Ia turned her attention back to Clairmont, bringing his song into its final verse. She was still enjoying it as background noise, despite the sometimes wildly inaccurate lyrics. The bit about her cutting her enemies into three wasn’t always true, for instance . . . though in some fights, she had done just that. “It actually started as a cross-Branch rivalry.”

“A rivalry? Over what?” Roghetti asked her.

“Soldiers in the Space Force Marine Corps sing,” Ia told him. She touched her own chest. “I started out in the Corps, and their drill instructors use it as a method of building
esprit des corps
during Basic Training. But when I handpicked my crew, I pulled in people from all four Branches.

“Their first chance to socialize in earnest off duty, some of the ex-Army members tried to mock the ex-Marines for it, and it got to the point that Private York—he’s the one on comm duty right now,” Ia reminded Roghetti, “he came and fetched me to handle it. I told the ex-Army members to either start singing themselves and outperform me and my fellow ex-Marines, or just shut up and put up with it. Since then . . . well, they’ve learned to integrate and work together. That includes singing.”

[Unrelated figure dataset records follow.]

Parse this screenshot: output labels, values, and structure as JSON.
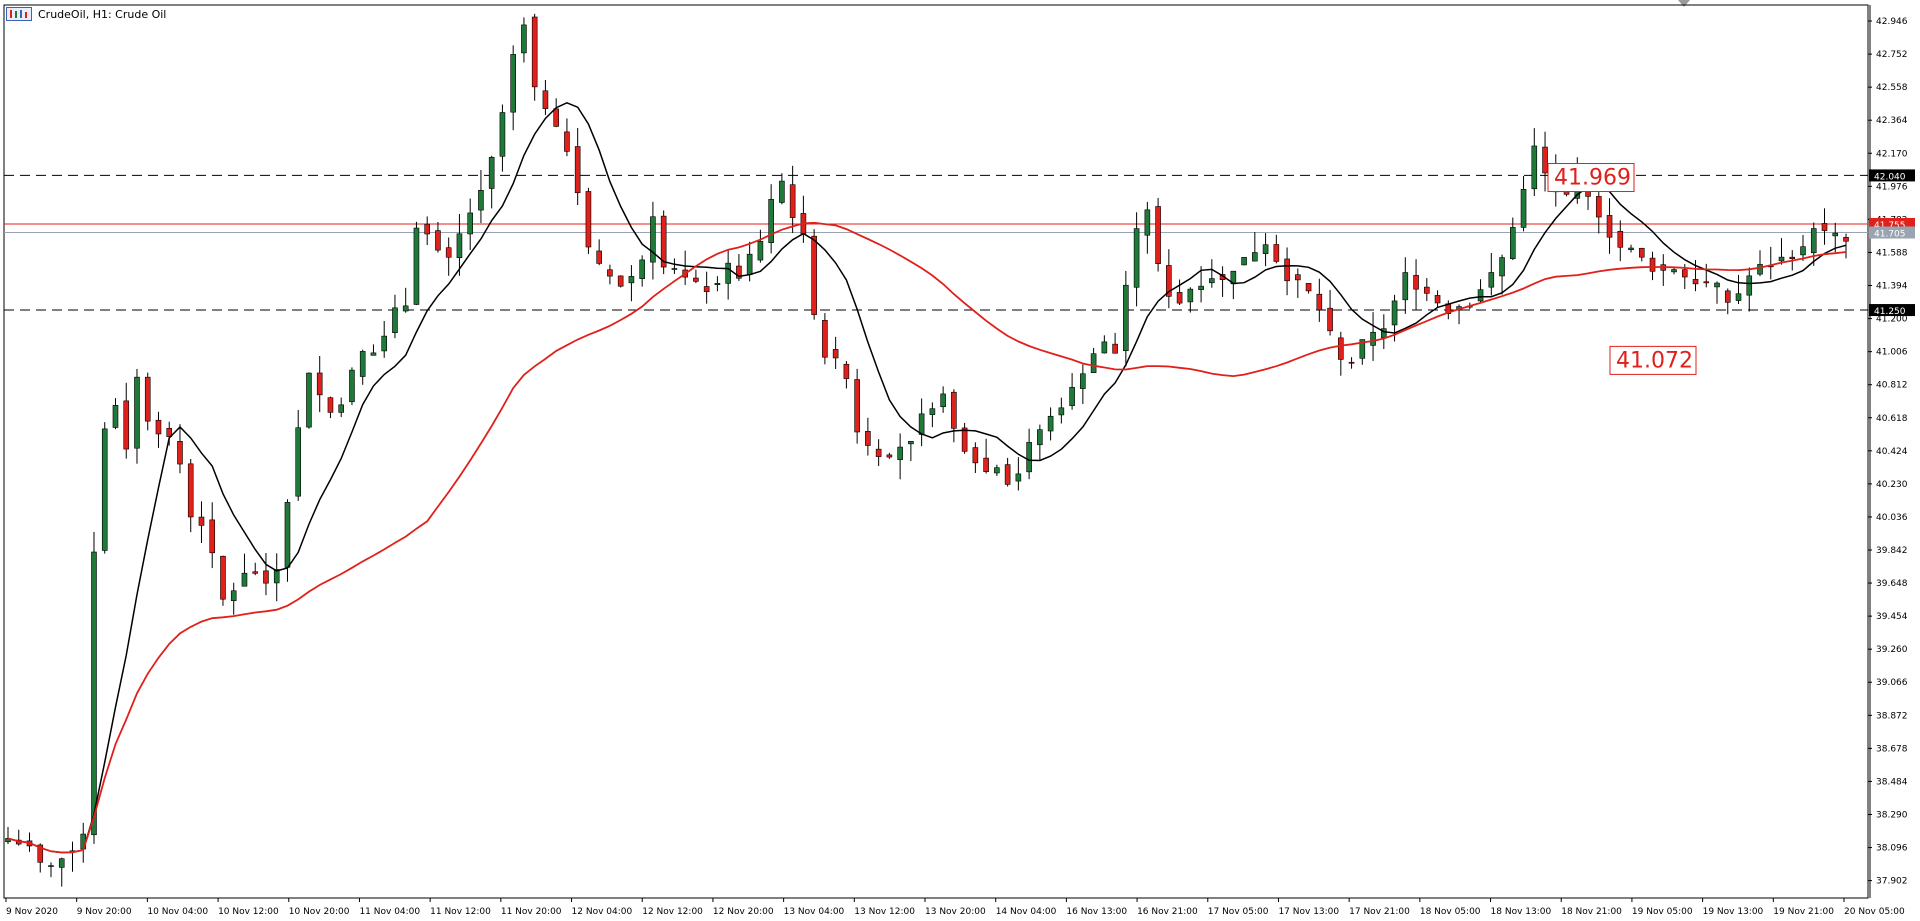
{
  "window": {
    "title": "CrudeOil, H1:  Crude Oil"
  },
  "colors": {
    "bull": "#1f7a3a",
    "bear": "#e0201b",
    "wick": "#000000",
    "ma_fast": "#000000",
    "ma_slow": "#e0201b",
    "hline_dash": "#000000",
    "hline_current": "#e0201b",
    "hline_bid": "#9aa3b0",
    "axis": "#000000"
  },
  "icons": {
    "app": "chart-window-icon",
    "scroll": "scroll-marker-icon"
  },
  "chart_data": {
    "type": "candlestick",
    "symbol": "CrudeOil",
    "timeframe": "H1",
    "ylim": [
      37.8,
      43.04
    ],
    "y_ticks": [
      "42.946",
      "42.752",
      "42.558",
      "42.364",
      "42.170",
      "41.976",
      "41.782",
      "41.588",
      "41.394",
      "41.200",
      "41.006",
      "40.812",
      "40.618",
      "40.424",
      "40.230",
      "40.036",
      "39.842",
      "39.648",
      "39.454",
      "39.260",
      "39.066",
      "38.872",
      "38.678",
      "38.484",
      "38.290",
      "38.096",
      "37.902"
    ],
    "x_tick_labels": [
      "9 Nov 2020",
      "9 Nov 20:00",
      "10 Nov 04:00",
      "10 Nov 12:00",
      "10 Nov 20:00",
      "11 Nov 04:00",
      "11 Nov 12:00",
      "11 Nov 20:00",
      "12 Nov 04:00",
      "12 Nov 12:00",
      "12 Nov 20:00",
      "13 Nov 04:00",
      "13 Nov 12:00",
      "13 Nov 20:00",
      "14 Nov 04:00",
      "16 Nov 13:00",
      "16 Nov 21:00",
      "17 Nov 05:00",
      "17 Nov 13:00",
      "17 Nov 21:00",
      "18 Nov 05:00",
      "18 Nov 13:00",
      "18 Nov 21:00",
      "19 Nov 05:00",
      "19 Nov 13:00",
      "19 Nov 21:00",
      "20 Nov 05:00"
    ],
    "horizontal_lines": [
      {
        "price": 42.04,
        "label": "42.040",
        "style": "dashed"
      },
      {
        "price": 41.25,
        "label": "41.250",
        "style": "dashed"
      },
      {
        "price": 41.755,
        "label": "41.755",
        "style": "solid-red"
      },
      {
        "price": 41.705,
        "label": "41.705",
        "style": "solid-grey"
      }
    ],
    "annotations": [
      {
        "text": "41.969",
        "price": 41.969
      },
      {
        "text": "41.072",
        "price": 41.072
      }
    ],
    "close_path": [
      38.15,
      38.12,
      38.1,
      38.0,
      37.98,
      38.05,
      38.1,
      38.18,
      39.85,
      40.55,
      40.7,
      40.45,
      40.85,
      40.62,
      40.55,
      40.48,
      40.35,
      40.05,
      40.0,
      39.8,
      39.55,
      39.62,
      39.72,
      39.7,
      39.65,
      39.75,
      40.15,
      40.55,
      40.9,
      40.75,
      40.65,
      40.72,
      40.88,
      41.0,
      41.0,
      41.1,
      41.25,
      41.3,
      41.75,
      41.7,
      41.6,
      41.55,
      41.7,
      41.82,
      41.95,
      42.15,
      42.4,
      42.75,
      42.95,
      42.55,
      42.45,
      42.3,
      42.2,
      41.95,
      41.6,
      41.5,
      41.45,
      41.4,
      41.45,
      41.55,
      41.82,
      41.5,
      41.48,
      41.42,
      41.4,
      41.38,
      41.42,
      41.5,
      41.45,
      41.55,
      41.65,
      41.88,
      42.0,
      41.8,
      41.7,
      41.2,
      41.0,
      40.95,
      40.85,
      40.55,
      40.45,
      40.42,
      40.38,
      40.45,
      40.5,
      40.62,
      40.7,
      40.75,
      40.55,
      40.45,
      40.38,
      40.3,
      40.35,
      40.25,
      40.3,
      40.45,
      40.55,
      40.62,
      40.7,
      40.78,
      40.9,
      41.0,
      41.05,
      41.0,
      41.4,
      41.7,
      41.85,
      41.5,
      41.35,
      41.3,
      41.38,
      41.42,
      41.45,
      41.42,
      41.5,
      41.55,
      41.6,
      41.65,
      41.55,
      41.45,
      41.4,
      41.35,
      41.25,
      41.1,
      40.95,
      40.95,
      41.05,
      41.1,
      41.15,
      41.3,
      41.45,
      41.4,
      41.35,
      41.3,
      41.25,
      41.28,
      41.3,
      41.38,
      41.45,
      41.55,
      41.75,
      41.95,
      42.2,
      42.05,
      41.95,
      41.9,
      42.0,
      41.9,
      41.82,
      41.7,
      41.62,
      41.6,
      41.55,
      41.5,
      41.48,
      41.5,
      41.45,
      41.42,
      41.4,
      41.38,
      41.3,
      41.35,
      41.45,
      41.5,
      41.52,
      41.55,
      41.58,
      41.6,
      41.75,
      41.7,
      41.68,
      41.65
    ],
    "series": [
      {
        "name": "",
        "kind": "moving-average-fast",
        "color": "#000000"
      },
      {
        "name": "",
        "kind": "moving-average-slow",
        "color": "#e0201b"
      }
    ],
    "grid": false
  }
}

He started to say something more, but Clairmont’s performance came to an end. The private had a good voice, as good as the more professionally trained York, and that meant a fair amount of applause and a bit of cheering besides. Roghetti listened to the others calling for a new song, then turned back to Ia as soon as Clairmont settled them down and launched into his next
a capella
piece.

“Where do they all come from?” the Army captain asked Ia. Roghetti pointed at one of the gray-uniformed women listening raptly to the performance, Philadelphia Benjamin. “I thought I heard that meioa-e talking about her family back on Mars, yet they’re walking around on Dabin like it’s their native gravity. Mars is a major lightworld. They have gravity weaves underfoot almost everywhere you go, just so they don’t grow up too weak to walk on another world, but it’s set to Terran Standard. So she can’t be from Mars.”

“She
is
from Mars,” Ia told him. “I spent the last two years slowly ramping up the gravity on our previous ship because I knew we’d have to come here to help the rest of you fight, and I wanted everyone acclimated enough that they
could
fight. Too many things can go wrong with a gravity weave if you wear one into combat, so I just made sure they could literally stand on their own two feet on this world.” At his skeptical look, she shook her head. “Relax, Captain. You’ll learn how accurate I am soon enough.”